5 Things Grief Has Taught Me

5 Things Grief Has Taught Me


I’m not talking about the kind of heartbreak you feel after a break up, I am talking about that gut wrenching, soul crushing pain that you can actually feel in your chest.  When someone you love dies a little piece of our hearts die with them and I don’t think the pieces are ever fully put back together but yet we still find a way to live with our heartbreak.


We see all those websites and books that are supposed to tell us how to heal from our grief but everyone’s grief is different. There is no roadmap for this journey. It takes time to work through the pain and it doesn’t just magically go away, we don’t wake up one day and say to ourselves “my grief is gone.” On the back cover of my book “Life Still Goes On” I mention that nobody can tell you how to grieve, there is no right or wrong way and words although they sometimes help, may never be enough. Take your time, grieve on your own terms. Grief stays with us forever but it is up to you how you are going to work through it.


Oh the memories, they flood through my mind all the time. The good memories are more so from before my mom was diagnosed with cancer but I will literally NEVER forget the last few days of her life. We shared laughs, cries, and all different types of emotions but the memory I will be forever grateful for occurred just minutes before she died. I knew something was wrong, she was rushed to the Medical ICU where her heart rate was sky high and her blood pressure was dangerously low. My heart was beating out of my chest, I grabbed her hand, looked her right in the eyes and my last words to her were “I love you so much”. She looked at me, squeezed my hand and shook her head yes. She didn’t have to say a word, I knew how much she loved me. In that moment I realized that I have received more love from her in my 24 years with her than some will ever receive in a lifetime.

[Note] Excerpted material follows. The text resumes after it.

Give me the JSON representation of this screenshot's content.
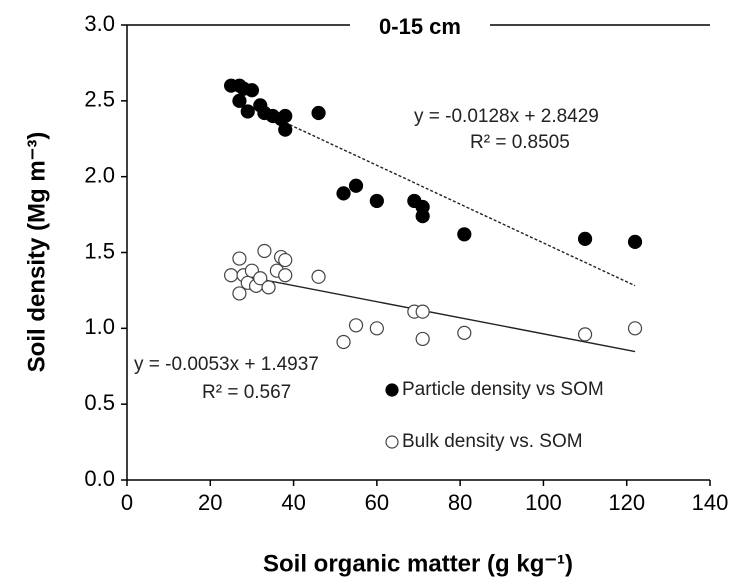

You never know how strong you are until you have to be.  Before my mother was diagnosed with terminal cancer, I never knew that I could make it through all of the things I had to witness while she was sick.  I remember the day that she told me that she may have lung cancer, I said “if you do in fact have lung cancer, I don’t think I want to live anymore.”  I couldn’t imagine life without my vibrant, young, beautiful mother. I didn’t even want to prepare myself for the horrible things that were ahead for us but it was in that moment that I realized that I have to be strong for her.  She was the one who was going through this and somehow I felt that it was affecting me more than her, but it wasn’t.  She just didn’t show her pain because she was more worried about how it would make her family feel.  I remember when she was sick, I would picture what my life would be like without her and I would get so angry.  Anger doesn’t get us anywhere. After losing her, I remembered the strength that she had through so many painful nights in the hospital and I think, in a way, that is where my strength comes from.


My mom always said that life goes on and after losing her I quickly learned that no truer words have ever been spoken.  As much as I wanted the world to stop after she died, it didn’t.  Time moves so fast and we find ourselves years later still living without that person physically here.  We look back and wonder how the heck we’ve made it this far.  Time stops for no one and nor will it ever so we might as well make the best of it while we are here.